In his opinion it was tragic when the US chose the politics of war , in which diplomacy is the continuation of war by other means in which instead of seeking peace and justice, it reduces itself to “conjuring up “scenarios” of escalation and nuclear confrontation and “models” of insurgency and counter-insurgency.”
Earlier than most of the other American politicians he understood how wrong it was for the US to get embroiled in the Vietnam war which killed three million Vietnamese, 310,000 Cambodians, 62,000 Laotians and 58,220 US soldiers.
Fulbright discovered that it was simply not true that Ho Chi Minh was a Sino-Soviet “puppet” who wanted to overthrow the government of South Vietnam because his masters in Moscow and Beijing had told him to do so.
“No God-given right”
The US Secretary of Defence Robert McNamara also admitted a “profound ignorance of the history, culture, and politics” of Vietnam, as well as the personalities and habits of its leaders. The Former Minister of Vietnam Thach had told him: “Mr. McNamara, You must never have read a history book. If you had, you’d know we weren’t pawns of the Chinese or the Russians. McNamara, didn’t you know that? Don’t you understand that we have been fighting the Chinese for 1000 years? We were fighting for our independence. And we would fight to the last man. And we were determined to do so. And no amount of bombing, no amount of U.S. pressure would ever have stopped us.”
20 years after the end of the war, McNamara acknowledged: “We did not recognize that neither our people nor our leaders are omniscient… We do not have the God-given right to shape every nation in our image or as we choose.
In fact, more than 150 years after the U.S. Declaration of Independence, Vietnamese revolutionary Ho Chi Minh quoted that Declaration when declaring his country free from French colonial rule: “All men are created equal. They are endowed by their creator with certain inalienable rights; among them are life, liberty, and the pursuit of happiness.”
President Lyndon Johnson had believed that the United States could simply not be defeated by Vietnam, which he dismissed as a “raggedly-ass little fourth-rate country.”

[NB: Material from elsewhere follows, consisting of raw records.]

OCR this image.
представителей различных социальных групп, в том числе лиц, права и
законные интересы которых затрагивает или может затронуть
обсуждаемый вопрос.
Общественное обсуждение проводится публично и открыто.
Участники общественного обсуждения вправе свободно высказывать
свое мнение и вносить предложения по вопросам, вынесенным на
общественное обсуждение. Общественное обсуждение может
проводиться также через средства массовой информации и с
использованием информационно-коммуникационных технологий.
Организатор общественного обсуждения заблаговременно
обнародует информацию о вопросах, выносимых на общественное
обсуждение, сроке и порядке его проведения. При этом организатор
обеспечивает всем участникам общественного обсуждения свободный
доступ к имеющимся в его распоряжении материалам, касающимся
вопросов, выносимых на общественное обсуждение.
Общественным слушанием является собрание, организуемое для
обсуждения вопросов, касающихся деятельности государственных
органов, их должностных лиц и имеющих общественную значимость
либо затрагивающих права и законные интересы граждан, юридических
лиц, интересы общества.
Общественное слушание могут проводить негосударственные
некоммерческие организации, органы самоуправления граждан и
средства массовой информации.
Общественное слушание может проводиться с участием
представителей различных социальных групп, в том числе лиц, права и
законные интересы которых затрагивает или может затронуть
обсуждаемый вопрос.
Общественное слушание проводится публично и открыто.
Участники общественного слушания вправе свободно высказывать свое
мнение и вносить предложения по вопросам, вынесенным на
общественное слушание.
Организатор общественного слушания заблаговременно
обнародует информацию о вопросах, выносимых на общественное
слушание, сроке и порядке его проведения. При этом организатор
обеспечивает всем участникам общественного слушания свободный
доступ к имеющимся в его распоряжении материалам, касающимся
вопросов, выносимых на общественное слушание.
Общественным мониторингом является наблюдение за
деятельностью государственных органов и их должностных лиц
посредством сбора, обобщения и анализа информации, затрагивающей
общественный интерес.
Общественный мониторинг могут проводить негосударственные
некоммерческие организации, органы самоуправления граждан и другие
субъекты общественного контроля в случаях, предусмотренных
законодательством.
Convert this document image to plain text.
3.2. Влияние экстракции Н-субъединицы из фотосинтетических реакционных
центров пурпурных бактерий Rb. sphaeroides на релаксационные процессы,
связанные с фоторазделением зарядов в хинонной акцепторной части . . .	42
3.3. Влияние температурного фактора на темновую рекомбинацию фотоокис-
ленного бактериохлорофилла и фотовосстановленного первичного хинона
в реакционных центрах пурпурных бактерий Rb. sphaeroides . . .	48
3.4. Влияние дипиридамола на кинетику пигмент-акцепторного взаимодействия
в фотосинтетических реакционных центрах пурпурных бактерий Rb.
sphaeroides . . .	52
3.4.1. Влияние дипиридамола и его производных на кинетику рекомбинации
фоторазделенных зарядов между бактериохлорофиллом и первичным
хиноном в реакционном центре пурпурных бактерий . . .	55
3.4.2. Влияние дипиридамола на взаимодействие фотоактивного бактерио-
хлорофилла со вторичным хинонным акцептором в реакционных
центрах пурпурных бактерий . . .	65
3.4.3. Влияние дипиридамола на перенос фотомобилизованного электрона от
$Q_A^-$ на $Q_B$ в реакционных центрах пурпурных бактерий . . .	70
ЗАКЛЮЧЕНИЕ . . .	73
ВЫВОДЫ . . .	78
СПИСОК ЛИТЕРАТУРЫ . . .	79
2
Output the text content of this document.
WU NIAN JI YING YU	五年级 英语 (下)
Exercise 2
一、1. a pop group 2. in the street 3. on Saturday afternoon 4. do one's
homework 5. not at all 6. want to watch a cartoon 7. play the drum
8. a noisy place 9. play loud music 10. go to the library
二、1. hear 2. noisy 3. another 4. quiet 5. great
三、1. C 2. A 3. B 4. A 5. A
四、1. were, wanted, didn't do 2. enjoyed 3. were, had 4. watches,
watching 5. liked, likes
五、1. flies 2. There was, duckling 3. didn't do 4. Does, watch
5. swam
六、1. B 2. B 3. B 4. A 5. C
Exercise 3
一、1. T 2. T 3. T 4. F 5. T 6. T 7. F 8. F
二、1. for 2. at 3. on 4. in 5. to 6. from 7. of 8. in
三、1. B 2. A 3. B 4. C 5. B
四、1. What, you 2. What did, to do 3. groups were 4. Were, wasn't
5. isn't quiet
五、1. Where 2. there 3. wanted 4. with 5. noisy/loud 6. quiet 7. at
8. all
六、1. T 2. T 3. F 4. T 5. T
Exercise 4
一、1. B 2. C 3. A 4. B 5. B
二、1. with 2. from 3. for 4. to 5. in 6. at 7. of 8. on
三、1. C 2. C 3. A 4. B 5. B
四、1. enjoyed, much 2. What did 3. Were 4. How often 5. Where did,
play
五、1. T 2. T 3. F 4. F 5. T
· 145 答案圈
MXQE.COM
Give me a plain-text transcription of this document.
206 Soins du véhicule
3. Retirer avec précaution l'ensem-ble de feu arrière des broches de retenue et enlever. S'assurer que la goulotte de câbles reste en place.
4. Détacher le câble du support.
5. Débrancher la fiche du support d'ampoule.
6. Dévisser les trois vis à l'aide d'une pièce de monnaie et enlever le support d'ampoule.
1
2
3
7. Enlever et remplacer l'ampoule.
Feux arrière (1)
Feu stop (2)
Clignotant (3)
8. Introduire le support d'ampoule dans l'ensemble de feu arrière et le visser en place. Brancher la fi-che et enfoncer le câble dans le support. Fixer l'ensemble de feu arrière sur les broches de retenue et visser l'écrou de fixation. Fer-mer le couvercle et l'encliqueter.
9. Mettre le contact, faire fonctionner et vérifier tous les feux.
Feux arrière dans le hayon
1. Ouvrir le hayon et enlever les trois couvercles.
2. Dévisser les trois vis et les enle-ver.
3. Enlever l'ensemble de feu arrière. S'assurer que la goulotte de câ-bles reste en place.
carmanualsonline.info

Fulbright condemned the bombing of North Vietnam and appealed to the American political and military establishment, the press and the general public to think of the “millions of little children, sweet little children, innocent pure babies who love their mothers, and mothers who love their children, just like you love your son, thousands of little children, who never did us any harm, being slowly burned to death.”
He refused to see the world as a clash between good and evil where “our side was all virtue and our enemies were all evil who in justice could expect nothing after their fall but the righteous retribution of Virtue triumphant.”